If legislators needed any more reason to try harder to find a budget deal for a special session this month, the report card should do it.”

A “budget deal?”  This after the legislature increased school funding by nearly $1 Billion in the regular session.  Not a word said about examining the efficiency or performance of the existing schools and their teachers?  Not a single question as to how paying the existing teachers more will improve their performance.  And please don’t raise the canard that more money will allow the schools to hire better teachers – under union rules accepted by every school district you simply cannot terminate poorly performing teachers and replace them with better teachers. It’s a nice “spin” but it is simply not true.

There are two major problems in Oregon’s public school system and everybody knows them and no politician wants to confront them.  The first problem is that Oregon’s public employee unions, including the teachers unions, control the education system.  As a result virtually every attempted educational reform that requires accountability through teacher performance reviews, including replacement of those failing to meet standards, has been blocked by the unions.  The unions have been successful in barring any legitimate reforms in Oregon’s gold-plated Public Employees Retirement System (PERS) which annually drains most of the increased education funding to pay every higher assessments – sometimes approaching a thirty percent add-on to already inflated wages.  A union negotiated “Cadillac” healthcare plan further absorbs money that might otherwise be used to hire competent teachers and reduce class sizes.

And while Ms. Goldman and Mr. Saxton may whine about the impact of furlough days, the use of furloughs instead of employee reductions was done at the insistence of the unions.  There are less teaching days solely due to the choice of the teachers unions.  (Quite frankly elimination of “in-service” days and extended holidays – all for which the teachers are paid – would have easily closed the gap on the number of days in the classroom.)

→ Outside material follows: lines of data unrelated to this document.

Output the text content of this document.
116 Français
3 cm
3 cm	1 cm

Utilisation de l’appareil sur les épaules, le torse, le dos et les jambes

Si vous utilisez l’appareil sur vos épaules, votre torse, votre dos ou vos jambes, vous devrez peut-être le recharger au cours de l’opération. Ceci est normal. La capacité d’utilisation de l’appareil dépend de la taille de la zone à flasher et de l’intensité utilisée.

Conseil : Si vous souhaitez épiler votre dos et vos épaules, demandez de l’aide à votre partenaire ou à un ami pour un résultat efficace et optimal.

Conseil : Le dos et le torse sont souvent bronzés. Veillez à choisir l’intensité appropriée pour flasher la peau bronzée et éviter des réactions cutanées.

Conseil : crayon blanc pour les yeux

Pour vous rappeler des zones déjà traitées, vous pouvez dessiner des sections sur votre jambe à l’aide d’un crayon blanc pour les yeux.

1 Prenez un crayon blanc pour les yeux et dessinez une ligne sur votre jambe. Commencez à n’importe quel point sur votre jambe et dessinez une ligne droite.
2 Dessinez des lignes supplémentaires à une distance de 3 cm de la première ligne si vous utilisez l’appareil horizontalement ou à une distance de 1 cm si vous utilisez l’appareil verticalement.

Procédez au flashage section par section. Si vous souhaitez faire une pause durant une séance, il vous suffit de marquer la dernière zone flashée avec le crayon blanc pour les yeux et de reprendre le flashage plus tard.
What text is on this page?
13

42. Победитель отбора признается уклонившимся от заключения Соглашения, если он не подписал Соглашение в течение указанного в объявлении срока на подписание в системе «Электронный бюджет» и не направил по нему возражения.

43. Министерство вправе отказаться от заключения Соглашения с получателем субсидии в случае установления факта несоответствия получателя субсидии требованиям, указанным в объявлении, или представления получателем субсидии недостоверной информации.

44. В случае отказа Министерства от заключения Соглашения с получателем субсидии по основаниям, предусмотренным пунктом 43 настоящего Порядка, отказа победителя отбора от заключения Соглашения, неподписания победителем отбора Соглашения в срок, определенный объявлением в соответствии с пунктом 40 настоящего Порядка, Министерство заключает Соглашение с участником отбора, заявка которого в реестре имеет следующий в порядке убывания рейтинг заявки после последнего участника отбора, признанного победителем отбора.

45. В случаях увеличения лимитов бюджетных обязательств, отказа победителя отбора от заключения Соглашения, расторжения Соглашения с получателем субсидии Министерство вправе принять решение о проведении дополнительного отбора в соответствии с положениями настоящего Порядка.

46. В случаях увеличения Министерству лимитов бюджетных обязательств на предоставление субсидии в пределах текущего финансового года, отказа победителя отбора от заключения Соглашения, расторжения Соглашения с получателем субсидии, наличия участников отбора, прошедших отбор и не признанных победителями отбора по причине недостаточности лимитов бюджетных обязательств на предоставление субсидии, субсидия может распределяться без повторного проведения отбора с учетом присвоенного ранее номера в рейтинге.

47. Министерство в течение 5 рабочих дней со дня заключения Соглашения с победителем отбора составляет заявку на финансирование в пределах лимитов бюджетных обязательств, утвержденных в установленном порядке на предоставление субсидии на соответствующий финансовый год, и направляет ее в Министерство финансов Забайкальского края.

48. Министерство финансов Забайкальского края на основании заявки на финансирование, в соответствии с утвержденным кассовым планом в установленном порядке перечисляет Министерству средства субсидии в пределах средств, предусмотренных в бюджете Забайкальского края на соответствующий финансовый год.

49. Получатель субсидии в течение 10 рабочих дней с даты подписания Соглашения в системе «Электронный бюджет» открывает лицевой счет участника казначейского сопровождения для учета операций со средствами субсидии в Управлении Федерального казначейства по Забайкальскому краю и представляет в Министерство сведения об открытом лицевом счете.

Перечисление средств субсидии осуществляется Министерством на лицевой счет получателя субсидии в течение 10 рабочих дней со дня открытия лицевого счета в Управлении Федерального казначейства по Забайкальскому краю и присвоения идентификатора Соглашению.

The second problem is that the public schools spend an inordinate amount of time as a social welfare agency.  Time that should be devoted to teaching – math, reading, writing and science – are instead spent on hygiene, self-esteem, sex education, fairness, and nutrition.  The education community has absorbed these responsibilities on the assumption that parents have abandoned them.  But as the teachers assert themselves in these areas, parents feel less responsibility for doing the hard work of raising children and willingly let someone else do it – particularly someone else that they can blame when things go to hell.  I don’t know what the solution to poor parenting is, but I do know that assuming that the schools should pick up the slack is counterproductive and that to the degree government should intercede in that responsibility it should be left to the myriad of government welfare agencies.  Teachers are educated to teach not be substitute parents.  Let them teach and student performance will undoubtedly improve.

Which brings us back to the vaunted “Grand Bargain” that Gov. Kitzhaber seeks to impose in a special session.  The bargain is supposed to be an exchange for substantial reforms in the PERS system to reduce its costs in return for tax increases.  But past reforms of PERS have been voided by Oregon’s Supreme Court – all beneficiaries of PERS themselves and most often appointed to their position by an unbroken succession of Democrat governors who, themselves, have been beholden to the public employee unions.  (The current mini-reforms adopted by the last regular legislative session are already being challenged by the public employee unions.)  The likelihood of the “Grand Bargain” is that reforms will be voided and the tax increases will stand unless the tax increases are conditioned on the PERS reforms being sustained on any legal challenge.

But this is Oregon and the legislative, executive and judicial branches of government – as well as most school districts – are under the firm control of Democrats who are beholden to their fund raising arm – the public employee unions.  Don’t hold your breath waiting for an improvement in Oregon’s public education system.